В детстве я самозабвенно увлекался кино и театром. Интерес к этим искусствам был весьма серьёзным и глубоким: ещё подростком, я не только снимал фильмы самодельной кинокамерой, играл в любительских спектаклях, но даже исполнял детскую роль на сцене профессионального театра драмы. Приметив мою страсть к лицедейству, директор школы, где я учился, нанял для меня персонального репетитора — Михаила Званцева, артиста драмтеатра, который обучал меня премудростям актёрского мастерства. У меня дома была коллекция париков, бород, усов, накладных носов, гримёрных красок и прочих принадлежностей для изменения внешности. В технике грима я добился заметных успехов, причём умел делать не примитивный театральный грим, где всё упрощенo и преувеличено, а мог накладывать сложный киногрим, детали которого на лице актёра трудно разглядеть даже при съёмке крупным планом.
Изменив свою внешность, мне нравилось разыгрывать соучеников по школе и своих родителей. Однажды явился я домой с «рваной раной» через всё лицо. «Рана» была изготовлена из ваты, пропитанной вареньем из красной смородины. При виде этого зрелища моя мать чуть не упала в обморок и долго не могла прийти в себя от потрясения, а после того как я отодрал кусок сладкой «раны», сунул её себе в рот и разжевал, дала мне крепкий подзатыльник. Через несколько лет эти шуточки вернулись ко мне бумерангом. Первые два студенческих года я учился на вечернем отделении института, а днями работал электромонтёром на заводе. У меня был сослуживец слесарь Гоша, обладатель двух приметных характеристик: у него были кулаки молотобойца и медальный профиль вечно пунцового от водки лица. Однажды, думая сделать ему приятное, я сказал, что он внешне похож на Остапа Бендера. Гоша не знал, кто это такой, и спьяну решил, что я его оскорбил, поэтому он размахнулся и со всей силы врезал мне кулаком в лицо. Кожа на щеке лопнула, кровь брызнула во все стороны и, прижав к ране носовой платок, я побежал в санчасть завода; там рану продезинфицировали и перевязали. Когда я вернулся домой и моя мать увидела меня в таком виде, лишь махнула рукой и сказала, чтобы я прекратил свои дурацкие шутки. Только после того, как я смог её убедить, что на лице у меня не варенье, а реальная кровь, повезла меня в больницу, где рану зашили, после чего до сего дня у меня под правым глазом остался небольшой шрам. С тех пор я кровавыми розыгрышами не развлекался.

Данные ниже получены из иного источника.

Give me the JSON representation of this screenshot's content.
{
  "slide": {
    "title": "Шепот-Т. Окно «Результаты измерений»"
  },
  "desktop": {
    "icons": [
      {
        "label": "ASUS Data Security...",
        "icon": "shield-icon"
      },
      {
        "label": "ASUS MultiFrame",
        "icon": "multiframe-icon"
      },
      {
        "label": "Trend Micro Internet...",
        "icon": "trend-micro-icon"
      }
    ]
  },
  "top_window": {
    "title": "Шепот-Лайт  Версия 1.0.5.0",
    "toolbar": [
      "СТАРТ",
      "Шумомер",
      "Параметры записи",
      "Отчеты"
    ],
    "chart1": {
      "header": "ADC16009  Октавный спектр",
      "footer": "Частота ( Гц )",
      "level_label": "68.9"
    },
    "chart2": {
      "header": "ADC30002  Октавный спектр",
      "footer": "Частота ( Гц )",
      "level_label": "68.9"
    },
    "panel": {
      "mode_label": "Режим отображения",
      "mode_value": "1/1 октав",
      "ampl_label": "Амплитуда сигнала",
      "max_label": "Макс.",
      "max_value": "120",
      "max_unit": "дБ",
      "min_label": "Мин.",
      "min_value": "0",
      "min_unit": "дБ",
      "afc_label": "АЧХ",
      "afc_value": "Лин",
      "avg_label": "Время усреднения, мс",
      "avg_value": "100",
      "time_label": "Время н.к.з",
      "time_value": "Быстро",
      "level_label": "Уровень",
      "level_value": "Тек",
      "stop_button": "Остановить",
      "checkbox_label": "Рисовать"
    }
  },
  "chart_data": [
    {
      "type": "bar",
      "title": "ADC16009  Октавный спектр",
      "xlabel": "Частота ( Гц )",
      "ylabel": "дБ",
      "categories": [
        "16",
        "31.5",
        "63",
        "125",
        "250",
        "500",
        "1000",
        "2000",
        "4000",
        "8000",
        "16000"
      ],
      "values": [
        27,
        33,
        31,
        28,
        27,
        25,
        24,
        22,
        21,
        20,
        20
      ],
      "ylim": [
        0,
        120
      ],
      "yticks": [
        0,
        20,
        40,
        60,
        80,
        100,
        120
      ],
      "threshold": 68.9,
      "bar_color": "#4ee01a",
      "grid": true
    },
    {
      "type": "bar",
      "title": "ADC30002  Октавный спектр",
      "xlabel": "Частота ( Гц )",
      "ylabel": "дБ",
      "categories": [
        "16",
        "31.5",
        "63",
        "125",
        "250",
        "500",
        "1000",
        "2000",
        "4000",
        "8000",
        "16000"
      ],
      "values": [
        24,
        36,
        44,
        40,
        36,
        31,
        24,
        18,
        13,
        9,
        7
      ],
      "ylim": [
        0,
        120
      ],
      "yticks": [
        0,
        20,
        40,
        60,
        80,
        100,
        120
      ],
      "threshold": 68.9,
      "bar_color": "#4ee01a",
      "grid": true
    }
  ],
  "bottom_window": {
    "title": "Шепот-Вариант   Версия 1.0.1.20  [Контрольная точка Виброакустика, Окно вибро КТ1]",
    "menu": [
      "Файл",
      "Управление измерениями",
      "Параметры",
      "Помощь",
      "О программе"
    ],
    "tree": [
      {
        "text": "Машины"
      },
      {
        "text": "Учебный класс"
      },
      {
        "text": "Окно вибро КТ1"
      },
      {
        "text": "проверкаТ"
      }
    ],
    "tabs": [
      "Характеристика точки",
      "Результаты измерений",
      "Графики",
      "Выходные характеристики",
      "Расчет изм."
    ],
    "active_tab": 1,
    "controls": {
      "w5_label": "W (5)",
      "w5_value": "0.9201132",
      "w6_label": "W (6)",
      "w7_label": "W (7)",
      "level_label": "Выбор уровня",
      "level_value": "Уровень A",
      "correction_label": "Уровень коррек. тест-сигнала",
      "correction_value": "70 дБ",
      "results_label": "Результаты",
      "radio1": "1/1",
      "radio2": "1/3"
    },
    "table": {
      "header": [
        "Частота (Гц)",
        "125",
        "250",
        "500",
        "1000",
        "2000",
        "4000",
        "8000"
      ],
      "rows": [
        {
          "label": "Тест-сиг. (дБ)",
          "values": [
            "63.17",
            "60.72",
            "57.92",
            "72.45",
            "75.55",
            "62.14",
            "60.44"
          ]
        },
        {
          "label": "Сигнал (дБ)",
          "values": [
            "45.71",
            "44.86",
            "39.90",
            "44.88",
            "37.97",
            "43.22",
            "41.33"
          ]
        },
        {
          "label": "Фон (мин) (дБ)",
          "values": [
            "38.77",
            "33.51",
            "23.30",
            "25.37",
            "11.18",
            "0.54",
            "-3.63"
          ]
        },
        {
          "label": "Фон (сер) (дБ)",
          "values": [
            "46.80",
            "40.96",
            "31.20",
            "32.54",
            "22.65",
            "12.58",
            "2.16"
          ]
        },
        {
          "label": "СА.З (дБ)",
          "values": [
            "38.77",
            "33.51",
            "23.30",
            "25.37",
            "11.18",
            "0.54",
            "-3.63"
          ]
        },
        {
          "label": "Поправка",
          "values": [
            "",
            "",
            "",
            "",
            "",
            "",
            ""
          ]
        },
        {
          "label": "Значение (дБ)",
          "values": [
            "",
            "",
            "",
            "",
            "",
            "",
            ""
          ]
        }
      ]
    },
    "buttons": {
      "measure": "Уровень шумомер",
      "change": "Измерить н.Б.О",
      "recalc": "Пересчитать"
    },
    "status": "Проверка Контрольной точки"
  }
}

Как говорилось в старых детских книжках: «Это присказка, а сказка будет впереди», поэтому сейчас перейду к главной истории этого рассказика.
Когда мне было лет тринадцать, я зачитывался книгой Ярослава Гашека «Похождения бравого солдата Швейка» и мечтал, что когда вырасту, то непременно сыграю в театре Швейка или сделаю про него кино. Я даже начал писать киносценарий по мотивам книги Гашека, когда в один прекрасный день недалеко от дома, где я жил, на стене кинотеатра «Салют» увидел огромную афишу нового чешского фильма «Бравый солдат Швейк». Я просто задохнулся от восторга — такая удача! Ну как не посмотреть это кино? На следующий же день после школы я побежал к кинотеатру. В кассе мне билет продали (соврал, что покупаю для отца), но когда я с ним сунулся в зал, билетёрша меня не впустила и сказала, что на этот фильм лица до 16 лет не допускаются. Это был удар ниже пояса! Что же делать? Пропустить фильм про Швейка было немыслимо, и я решил, что единственная надежда — это изменить мою внешность так, чтобы я выглядел старше своих лет и в новом обличье смог сыграть спектакль одного актёра для одного зрителя — билетёрши.

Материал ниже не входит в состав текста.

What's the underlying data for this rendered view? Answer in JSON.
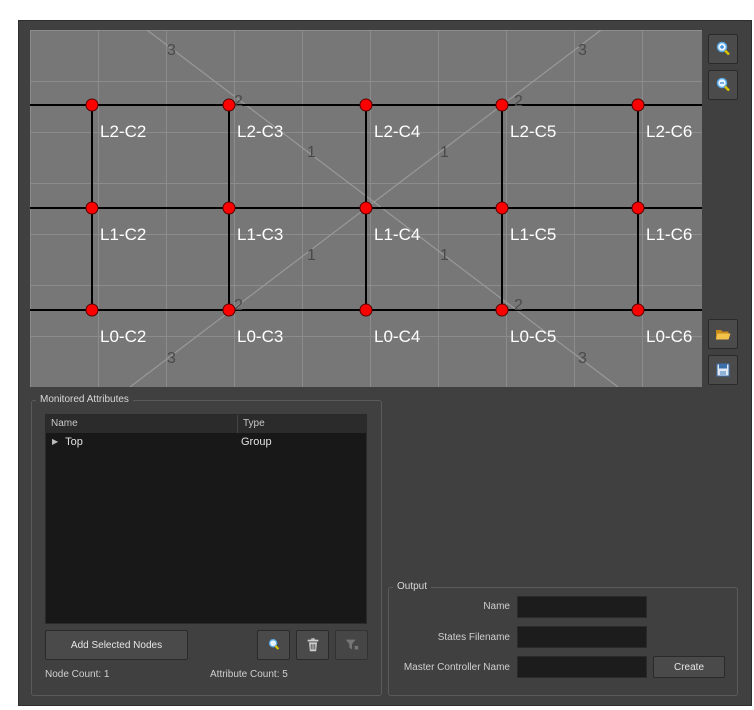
{
  "canvas": {
    "grid_labels": [
      "L2-C2",
      "L2-C3",
      "L2-C4",
      "L2-C5",
      "L2-C6",
      "L1-C2",
      "L1-C3",
      "L1-C4",
      "L1-C5",
      "L1-C6",
      "L0-C2",
      "L0-C3",
      "L0-C4",
      "L0-C5",
      "L0-C6"
    ],
    "diagonal_labels": [
      "3",
      "3",
      "2",
      "2",
      "1",
      "1",
      "1",
      "1",
      "2",
      "2",
      "3",
      "3"
    ],
    "colors": {
      "background": "#777777",
      "grid_line": "#8c8c8c",
      "node_line": "#000000",
      "node_fill": "#ff0000",
      "label_text": "#ffffff",
      "diagonal_line": "#999999",
      "diagonal_text": "#4a4a4a"
    }
  },
  "side_buttons": {
    "zoom_in_icon": "zoom-in-icon",
    "zoom_out_icon": "zoom-out-icon",
    "open_icon": "folder-open-icon",
    "save_icon": "save-icon"
  },
  "monitored": {
    "title": "Monitored Attributes",
    "columns": {
      "name": "Name",
      "type": "Type"
    },
    "rows": [
      {
        "name": "Top",
        "type": "Group"
      }
    ],
    "add_button": "Add Selected Nodes",
    "node_count": "Node Count: 1",
    "attribute_count": "Attribute Count: 5"
  },
  "output": {
    "title": "Output",
    "name_label": "Name",
    "states_label": "States Filename",
    "master_label": "Master Controller Name",
    "name_value": "",
    "states_value": "",
    "master_value": "",
    "create_button": "Create"
  }
}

Я вернулся домой и принялся за работу: стал накладывать грим, надеялся подогнать свои 13 лет примерно под 18-20. Я чуть опустил и выпятил нижнюю губу, притемнил кожу, наложил у глаз несколько теней и сделал ещё пару небольших штрихов. Однако, этот трюк удался лишь наполовину. Билет на очередной сеанс в кассе мне продали без вопросов, но когда я с ним попытался пройти в зал, бдительная билетёрша меня узнала, перегородила путь и грозно сказала: «Это опять ты? Я же сказала — только после шестнадцати!», сделала мне от ворот-поворот и вытолкала на улицу.
Мне стало совершенно ясно, что полумеры тут не годятся, нужен другой, более серьёзный грим — придётся сделать из себя старика. В моей коллекции нашлось несколько подходящих бород, усов и бровей. Из специальной мастики я вылепил нос и почти час потратил, чтобы сделать кожу на щеках, лбу и особенно вокруг глаз дряблой и морщинистой. Для этого размочил в крахмальном растворе листки папиросной бумаги и наложил их себе на лицо, складками имитируя морщины, а когда они просохли, закрасил гримом. Затем приклеил брови, бороду и усы, которые для большей седины чуть припудрил.

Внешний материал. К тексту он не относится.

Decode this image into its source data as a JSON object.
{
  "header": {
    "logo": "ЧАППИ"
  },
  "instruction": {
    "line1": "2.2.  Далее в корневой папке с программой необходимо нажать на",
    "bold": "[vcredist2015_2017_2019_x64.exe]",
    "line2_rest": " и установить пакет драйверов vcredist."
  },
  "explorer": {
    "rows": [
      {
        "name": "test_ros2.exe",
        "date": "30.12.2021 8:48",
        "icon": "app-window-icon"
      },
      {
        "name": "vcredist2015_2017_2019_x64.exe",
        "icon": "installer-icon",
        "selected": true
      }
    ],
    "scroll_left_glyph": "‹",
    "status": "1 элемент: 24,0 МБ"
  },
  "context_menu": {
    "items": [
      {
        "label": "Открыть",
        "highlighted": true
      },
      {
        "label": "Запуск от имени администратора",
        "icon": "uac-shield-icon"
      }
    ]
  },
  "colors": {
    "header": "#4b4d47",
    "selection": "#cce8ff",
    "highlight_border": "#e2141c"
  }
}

Тут возникла проблема — гримировать самому себе шею, уши и руки слишком сложно и мне с этим не справиться, поэтому решил на эти части тела грим не накладывать, а прикрыть их какой-то одеждой. На дворе стоял тёплый май, но дома не обнаружилось никакой лёгкой одежды, подходящей к моему образу и размеру. В шкафу нашлись отцовская телогрейка и шапка-ушанка, а на ноги я надел валенки. Не покрытую гримом шею обмотал красным в жёлтую полоску шарфом, а для рук в комоде подобрал варежки. Грим получился отменный, и своим новым обликом я остался вполне доволен, даже сфотографировался на память. Новоявленный старик, на вид которому было хорошо за семьдесят, выглядел вполне реалистично, хотя из-за малого роста телогрейка висела на нём мешком, а варежки смотрелись несуразно, но с этим я ничего поделать не мог.
В зимнем облачении под знойными лучами весеннего солнца шаркающей походкой отправился я к кинотеатру. Люди на улице на меня оглядывались — уж больно нелепо выглядел дедуля в большой телогрейке и валенках, мелкими шажками плетущийся по улице. В окошко кассы я протянул деньги и хрипло просипел кассирше, что мне нужен один билет. Зажал его в варежку и с замиранием сердца отправился ко входу, надеюсь, что билетёрша не распознает обман.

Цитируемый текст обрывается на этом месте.